Something else became apparent when we then skied down the south face of Iago, toward the vast glacial expanse north of Cheakamus Mountain. My skiing didn’t feel right. It felt sloppy and far from inspiring confidence. Sure, it was harder to ski with a big lump of weight on your back. But it felt as if I was skiing with my boots in walk mode, thrust into the backseat. Suddenly, the thought of skiing anything steeper became scary. I was losing trust in my skiing ability. To this day, that trust hasn’t fully returned, even though I discovered a couple months ago that the plastic shells of my ski boots were to blame, as they had fatigued and become way too soft.
We left Cheakamus behind as we crested the col between Fitzsimmons and Benvolio and contoured the interestingly named Overlord Mountain from the north. With the day’s end in sight, I was getting more relaxed. However, I didn’t count on Overlord’s northwest ridge to throw such a scary crux at us. We had to descend onto Refuse Glacier through a narrow choke in the cliffs. It was reached by sketchily traversing a sliver of skied-out snow which tightly hugged the rocks above a considerably tall cliff band. I went through it last. There was practically no snow left as I resorted to remove my gloves to grab onto the rocks for dear life as I moved over to the little snowy choke, my skies scraping on bare rocks and my body absolutely gripped with fear of exposure. To put it mildly – it was awful. It also sucked the last bit of energy out of me. I was done. I let the boys climb to the top of Whirlwind Peak to enjoy a longer sunset descent to Russet Lake, while I just barely ascended a little above the Whirlwind-Fissile col.

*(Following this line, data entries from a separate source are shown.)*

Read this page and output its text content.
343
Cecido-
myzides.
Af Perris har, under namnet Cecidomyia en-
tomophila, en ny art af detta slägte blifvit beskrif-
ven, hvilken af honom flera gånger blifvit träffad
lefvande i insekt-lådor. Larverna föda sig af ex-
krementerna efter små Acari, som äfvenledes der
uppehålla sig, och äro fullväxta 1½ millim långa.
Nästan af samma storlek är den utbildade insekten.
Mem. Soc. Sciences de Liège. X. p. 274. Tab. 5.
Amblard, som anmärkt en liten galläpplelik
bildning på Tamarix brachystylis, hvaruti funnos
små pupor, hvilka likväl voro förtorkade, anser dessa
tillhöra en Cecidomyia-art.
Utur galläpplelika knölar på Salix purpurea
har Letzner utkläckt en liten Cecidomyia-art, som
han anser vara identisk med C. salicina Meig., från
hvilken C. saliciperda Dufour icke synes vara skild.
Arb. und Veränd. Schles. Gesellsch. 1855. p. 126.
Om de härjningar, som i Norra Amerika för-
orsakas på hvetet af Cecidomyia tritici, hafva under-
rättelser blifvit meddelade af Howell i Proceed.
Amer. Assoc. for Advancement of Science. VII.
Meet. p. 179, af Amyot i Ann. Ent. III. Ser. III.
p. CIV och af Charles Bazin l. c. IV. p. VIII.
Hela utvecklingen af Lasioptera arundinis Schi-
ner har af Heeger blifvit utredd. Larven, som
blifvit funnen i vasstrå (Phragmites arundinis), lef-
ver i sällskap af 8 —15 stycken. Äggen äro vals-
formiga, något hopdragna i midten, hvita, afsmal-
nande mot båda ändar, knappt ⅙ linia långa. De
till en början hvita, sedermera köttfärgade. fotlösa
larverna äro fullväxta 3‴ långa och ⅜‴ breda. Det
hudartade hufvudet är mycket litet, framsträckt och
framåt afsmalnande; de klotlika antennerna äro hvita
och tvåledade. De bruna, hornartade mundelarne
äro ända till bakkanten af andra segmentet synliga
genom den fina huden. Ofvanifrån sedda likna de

Fortunately, the last descent of the day was just the kind of mellow I needed to cap off a day full of highs and lows – from the towering peaks and breathtaking views to the pits of my confidence and exhaustion. Even better yet, there was more than enough room for us to sleep in the now-gone Russet Lake cabin (it got replaced by some fancy hut). That evening, I crawled into my sleeping back, the most exhausted I have ever felt in my life.

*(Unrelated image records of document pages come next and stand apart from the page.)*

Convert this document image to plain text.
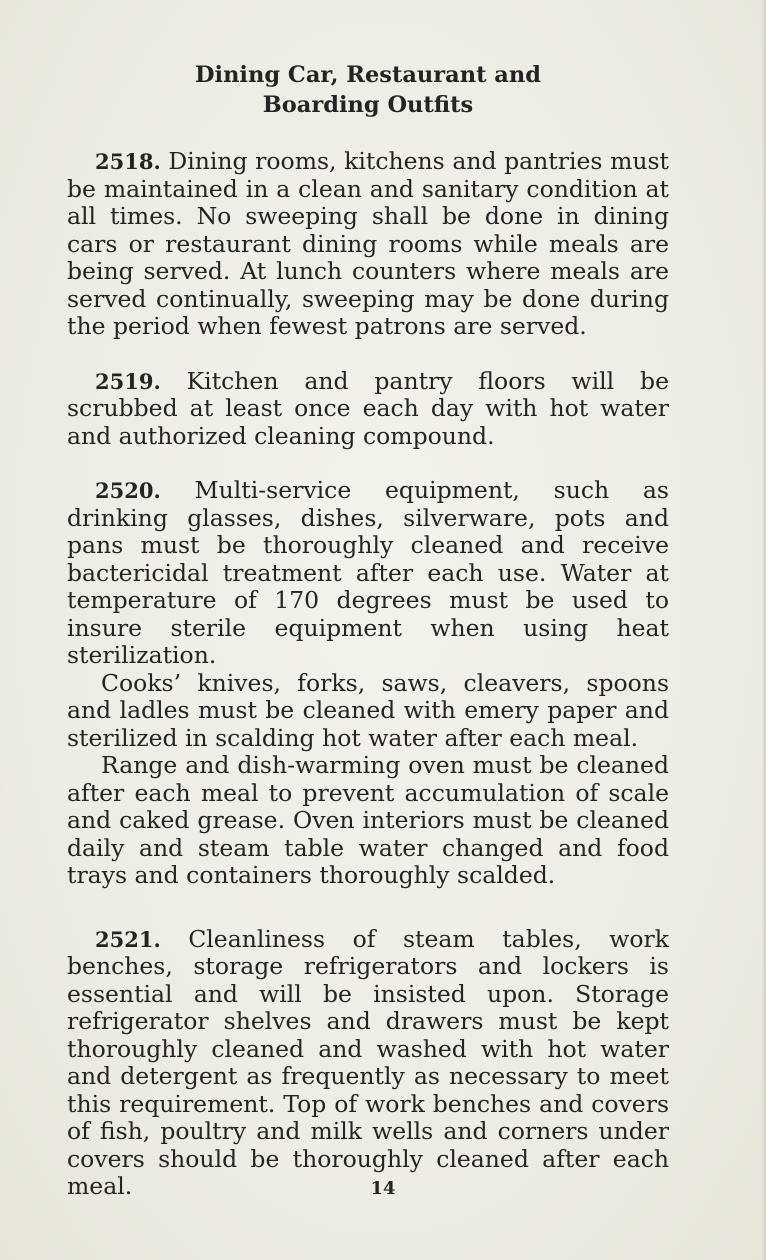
Dining Car, Restaurant and
Boarding Outfits

2518. Dining rooms, kitchens and pantries must be maintained in a clean and sanitary condition at all times. No sweeping shall be done in dining cars or restaurant dining rooms while meals are being served. At lunch counters where meals are served continually, sweeping may be done during the period when fewest patrons are served.

2519. Kitchen and pantry floors will be scrubbed at least once each day with hot water and authorized cleaning compound.

2520. Multi-service equipment, such as drinking glasses, dishes, silverware, pots and pans must be thoroughly cleaned and receive bactericidal treatment after each use. Water at temperature of 170 degrees must be used to insure sterile equipment when using heat sterilization.

Cooks’ knives, forks, saws, cleavers, spoons and ladles must be cleaned with emery paper and sterilized in scalding hot water after each meal.

Range and dish-warming oven must be cleaned after each meal to prevent accumulation of scale and caked grease. Oven interiors must be cleaned daily and steam table water changed and food trays and containers thoroughly scalded.

2521. Cleanliness of steam tables, work benches, storage refrigerators and lockers is essential and will be insisted upon. Storage refrigerator shelves and drawers must be kept thoroughly cleaned and washed with hot water and detergent as frequently as necessary to meet this requirement. Top of work benches and covers of fish, poultry and milk wells and corners under covers should be thoroughly cleaned after each meal.	14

On the third morning, I was waiting at the cabin as the boys went up Fissile Peak to ski its banana couloir. Thinking about the walk ahead and how I had felt the previous day, I decided against joining them. Even with the possibility of traveling light, leaving most gear at Russet Lake, I couldn’t possibly see myself making it up the prominent peak, down some slightly more serious line and then all the way back to Whistler. The sun baked us again that day as we inched toward the resort boundary, four lumps of sweat and stinky clothes. Eventually, though, we were sat at a bistro in Whistler Village, wearing normal shoes and eating copious amounts of pizza.
From a cynical’s perspective, we really put in a lot of hard work just to avoid a record-breaking Gondola floating hundreds of metres above the valley floor to connect our start and end points. But it was about more than that, of course. It was about adventure and experiencing one of Canada’s classic high-alpine ski traverses. It was about crossing 14 different glaciers and feeling really small.
So, to echo my words from earlier: What was my experience on the Spearhead Traverse?
One hell of a valuable and memorable learning experience? It was that, but also much, much more.